Освальдо чувствовал, что за несколько месяцев в клинике он повзрослел.

– Впрочем, не столько повзрослел, – уточнял он, – сколько поумнел.

Его тошнило от глупых и бесконечно пошлых фильмов, вызывавших в зрительном зале вздохи восхищения: «Ах, какая прелесть!» Его доводили до белого каления эпилептические танцы и какофоническая музыка, которую все превозносили до небес. Он не мог без сострадания говорить о последнем повальном психозе – так называемой пульверизаторной живописи (на холст направлялась струя краски из полного распылителя).

У Освальдо выработалось свое отношение к тому, что он видел и слышал. Ему могли нравиться лишь по-настоящему прекрасные вещи, которые несли бы в себе определенный смысл, говорили бы что-то сердцу, волновали чувства, открывали перед человеком новые горизонты.

«Когда я стану взрослым, – думал Освальдо, – я создам что-нибудь подобное, и мне все равно, ждет меня успех или нет».

А пока что даже дома он не был защищен от бесконечных криков моды, от последних повальных увлечений, о которых без конца бубнили по радио, по телевизору, кричали в журналах. Он чувствовал себя, словно в открытом море во время нестихающего шторма: на него обрушивались, подобно вспененным волнам, новые кумиры, открытия, увлечения.

Между тем подошло время Большого Конкурса. Задачей знаменитого смотра талантов было создание и популяризация новой моды и новых кумиров в искусстве, и, как всегда, ему предшествовала шумная реклама:

Будущие шансонье, будущие режиссеры, будущие живописцы, будущие артисты! Участвуйте в Большом Конкурсе! Один свежий замысел, одна неожиданная идея поднимут вас на вершину славы! Вы можете стать законодателями моды! Вы можете подарить людям радость! Вас ждет успех!

Весь город готовился к Конкурсу. Стать знаменитостью – какая прелесть!

«Интересно, сколько дурацких новинок появится на свет, – думал Освальдо. – И люди все проглотят. Когда человек приходит в тратторию, он заказывает еду по своему вкусу, а если собирается в кино или на концерт, для него главное – мода».

Несколько жюри в составе крупнейших специалистов внимательно изучали горы работ, представленных на Конкурс. Покончив со своей частью работы.
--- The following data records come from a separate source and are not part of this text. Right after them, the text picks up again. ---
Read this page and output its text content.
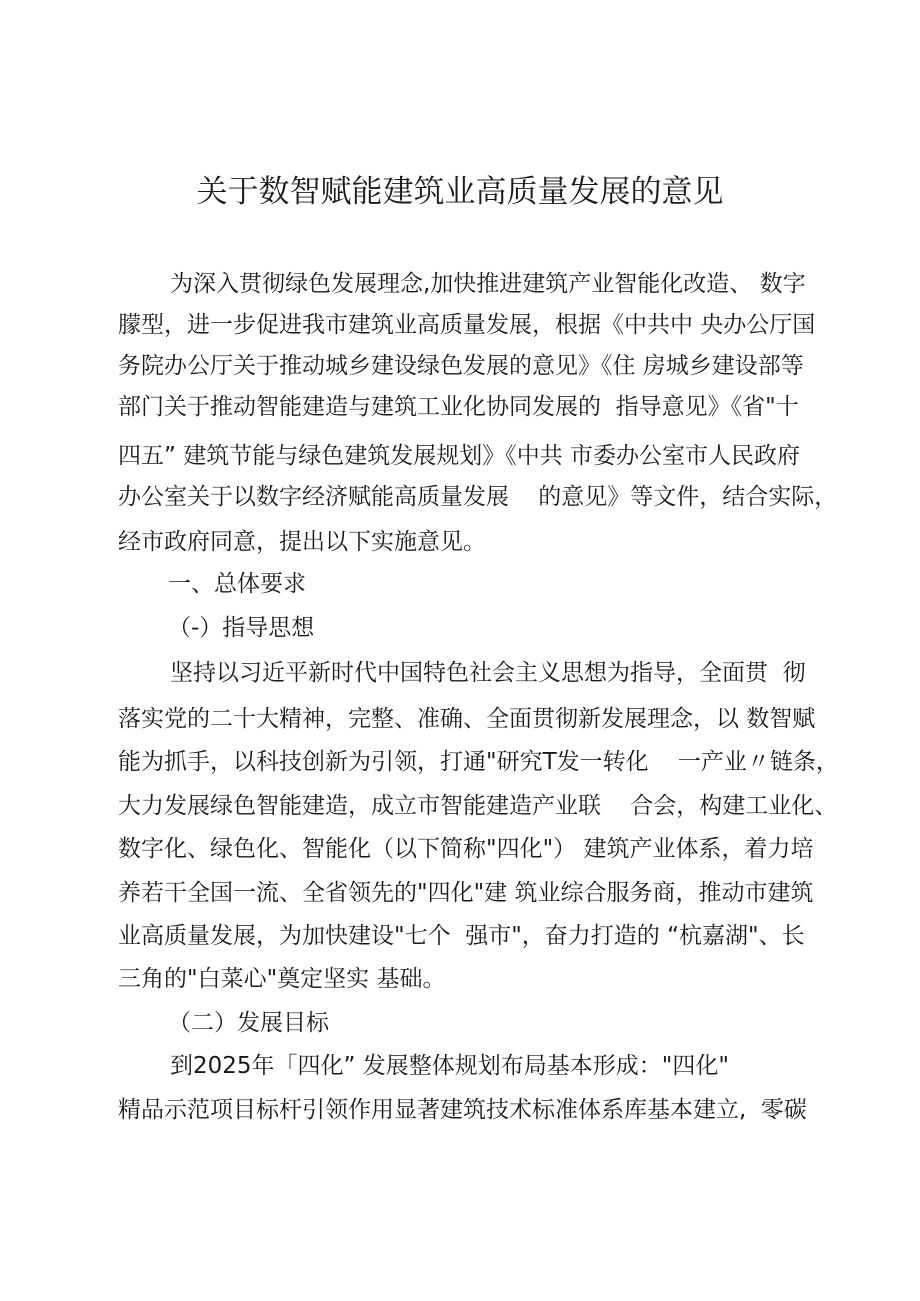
关于数智赋能建筑业高质量发展的意见
为深入贯彻绿色发展理念,加快推进建筑产业智能化改造、 数字
朦型，进一步促进我市建筑业高质量发展，根据《中共中 央办公厅国
务院办公厅关于推动城乡建设绿色发展的意见》《住 房城乡建设部等
部门关于推动智能建造与建筑工业化协同发展的  指导意见》《省"十
四五” 建筑节能与绿色建筑发展规划》《中共 市委办公室市人民政府
办公室关于以数字经济赋能高质量发展    的意见》等文件，结合实际，
经市政府同意，提出以下实施意见。
一、总体要求
（-）指导思想
坚持以习近平新时代中国特色社会主义思想为指导，全面贯  彻
落实党的二十大精神，完整、准确、全面贯彻新发展理念，以 数智赋
能为抓手，以科技创新为引领，打通"研究T发一转化    一产业〃链条，
大力发展绿色智能建造，成立市智能建造产业联    合会，构建工业化、
数字化、绿色化、智能化（以下简称"四化"） 建筑产业体系，着力培
养若干全国一流、全省领先的"四化"建 筑业综合服务商，推动市建筑
业高质量发展，为加快建设"七个  强市"，奋力打造的 “杭嘉湖"、长
三角的"白菜心"奠定坚实 基础。
（二）发展目标
到2025年「四化” 发展整体规划布局基本形成："四化"
精品示范项目标杆引领作用显著建筑技术标准体系库基本建立,  零碳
Председатель жюри живописцев в радостном возбуждении прибежал к писателю, возглавлявшему литературное жюри:

– Мы открыли удивительного художника! Его ждет громкий успех! Это новый стиль в живописи! Какая оригинальная находка! Подумать только – белый холст! Совершенно белый, без единого мазка, настоящий пир цвета! Подобный замысел мог родиться только в гениальной голове!

Нужно сказать, что и его коллега – Председатель литературного жюри – пребывал в радостном возбуждении:

– А нам-то как повезло! Извольте взглянуть на эту удивительную рукопись… – И он показал собеседнику стопку чистой бумаги. – Книга, в которой все страницы белые! История литературы не знает второго такого произведения! Оно читается в один присест, оно исполнено таинственности, оно будоражит мысль. И на всю книгу – ни единой даже самой пустяковой опечатки!

Горя желанием порадовать ближнего, они поспешили к Председателю жюри по кинематографии, который не выходил еще из просмотрового зала.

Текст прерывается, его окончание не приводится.